Banks; consolidation; approval required; creditors' claims.
Any bank, which is in good faith winding up its business for the purpose of consolidating with some other financial institution, may transfer its resources and liabilities to the financial institution with which it is in the process of consolidation, but no consolidation shall be made without the consent of the director, nor shall such consolidation operate to defeat the claim of any creditor or hinder any creditor in the collection of his or her debt against any such bank or financial institution.

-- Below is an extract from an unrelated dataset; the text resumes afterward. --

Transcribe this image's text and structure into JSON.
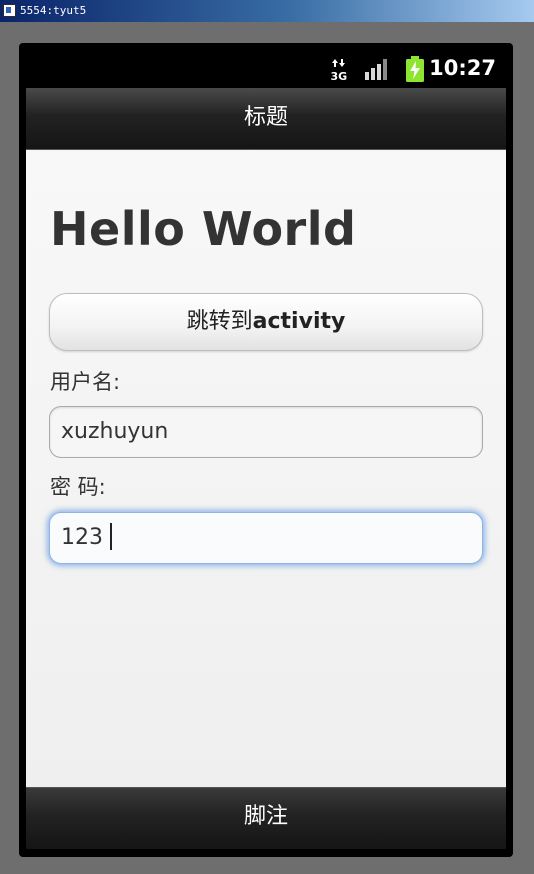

Source:Laws 1909, c. 10, § 41, p. 86; R.S.1913, § 320; Laws 1919, c. 190, tit. V, art. XVI, § 41, p. 701; C.S.1922, § 8021; C.S.1929, § 8-160; Laws 1933, c. 18, § 36, p. 154; C.S.Supp.,1941, § 8-160; R.S.1943, § 8-164; Laws 1963, c. 29, § 77, p. 164; Laws 2017, LB140, § 73.
An indebtedness of a bank incurred in an attempted liquidation in violation of this section is ultra vires and does not furnish the foundation for stockholders' double liability. Luikart v. Jones, 138 Neb. 472, 293 N.W. 346 (1940).
This section does not, of itself, make a consolidated bank liable for debts of old banks. Wilson v. Continental National Bank, 130 Neb. 614, 266 N.W. 68 (1936).
Two state banks cannot consolidate without consent of banking department, and sale of entire capital stock to stockholder, president and director of rival bank is not necessarily a consolidation within the meaning of this section. Cooper v. Bane, 110 Neb. 83, 196 N.W. 119 (1923).